On Sunday, Sunai Phasuk, the Thailand representative of Human Rights Watch, said a joint task force under military command had been assembled at the camp and had been instructed to wear body armor in case of the kind of violent resistance that has accompanied forced returns in the past.
He said Maj. Gen. Thanongsak Apirakyothin, the third army regional commander, arrived at the camp Sunday and said that the army was prepared to move and that everyone would be sent back to Laos.
“The first wave of action to clear the camp will happen on Dec. 27 night, and the deportation can start on Dec. 28 morning,” Mr. Sunai said in an e-mail message. “During that, mobile phone signals will be jammed to prevent the Hmong from contacting outsiders. More than 100 buses and trucks are to be put on standby.”
A government spokesman, Panitan Wattanayagorn, said that the exact timing of the deportations was in the hands of the military but that it would be completed by the end of December in accordance with an agreement with Laos.

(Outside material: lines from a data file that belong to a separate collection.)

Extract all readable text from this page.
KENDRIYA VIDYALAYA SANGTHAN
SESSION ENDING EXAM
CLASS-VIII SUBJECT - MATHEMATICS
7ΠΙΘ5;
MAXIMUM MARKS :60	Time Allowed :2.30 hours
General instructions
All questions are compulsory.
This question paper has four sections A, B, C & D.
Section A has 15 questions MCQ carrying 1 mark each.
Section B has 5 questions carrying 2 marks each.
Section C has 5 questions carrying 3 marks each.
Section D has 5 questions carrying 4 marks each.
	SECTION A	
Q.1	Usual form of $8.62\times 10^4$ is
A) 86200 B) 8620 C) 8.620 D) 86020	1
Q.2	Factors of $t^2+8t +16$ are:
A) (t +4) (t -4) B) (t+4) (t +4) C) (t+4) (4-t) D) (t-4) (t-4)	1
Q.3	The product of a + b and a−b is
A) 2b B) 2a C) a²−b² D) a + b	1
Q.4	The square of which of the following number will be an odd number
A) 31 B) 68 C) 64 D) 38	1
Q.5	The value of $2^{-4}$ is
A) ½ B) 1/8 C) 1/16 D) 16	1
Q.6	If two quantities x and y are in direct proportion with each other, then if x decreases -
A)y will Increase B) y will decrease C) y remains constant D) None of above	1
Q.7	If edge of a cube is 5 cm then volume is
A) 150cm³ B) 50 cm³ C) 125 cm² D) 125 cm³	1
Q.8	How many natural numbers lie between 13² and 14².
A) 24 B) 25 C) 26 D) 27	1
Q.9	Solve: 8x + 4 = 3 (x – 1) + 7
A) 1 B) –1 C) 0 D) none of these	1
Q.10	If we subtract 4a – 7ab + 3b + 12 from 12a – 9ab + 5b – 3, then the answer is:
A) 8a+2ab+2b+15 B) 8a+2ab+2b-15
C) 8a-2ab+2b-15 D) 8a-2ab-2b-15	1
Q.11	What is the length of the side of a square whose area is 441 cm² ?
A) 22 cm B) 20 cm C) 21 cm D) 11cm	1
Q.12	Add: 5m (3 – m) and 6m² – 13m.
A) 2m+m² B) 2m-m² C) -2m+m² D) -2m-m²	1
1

He said the Laotian government had given assurances that the returnees would be well treated and that the U.N. could interview them for resettlement within 30 days of their arrival.
“We are sending back these people based on our good faith that there is no reason to believe that they will be harmed,” he said.
Speaking by telephone from Washington on Sunday, Eric Schwartz, assistant secretary of state for population, refugees and migration, said he had met with high-level officials in Thailand last week and that the United States was prepared to assist both with questions of third-country asylum for those who merited protection and with the return to Laos of economic migrants.
“We recognize the challenge of irregular migration that the government of Thailand faces, but there is absolutely no need to resort to these kinds of measures,” he said.
Lionel Rosenblatt, president emeritus of Refugees International and a key figure in the planning for the post-war evacuations from Vietnam, Cambodia and Laos, said Thailand had been an active transit point for as many as 1.5 million refugees from the wars in Indochina. “To end by pushing 4,000 refugees by truck into Laos where they can’t be monitored would be a terrible way to end this endeavor,” he said. However, Thailand’s record also includes pirate attacks and brutalizing of Vietnamese boat people at sea, the forced return to their deaths of 42,000 Cambodians fleeing the Khmer Rouge in 1979 and the expulsion just a year ago of 1,000 Rohingya refugees from Myanmar who were towed back to sea and left adrift in boats without motors.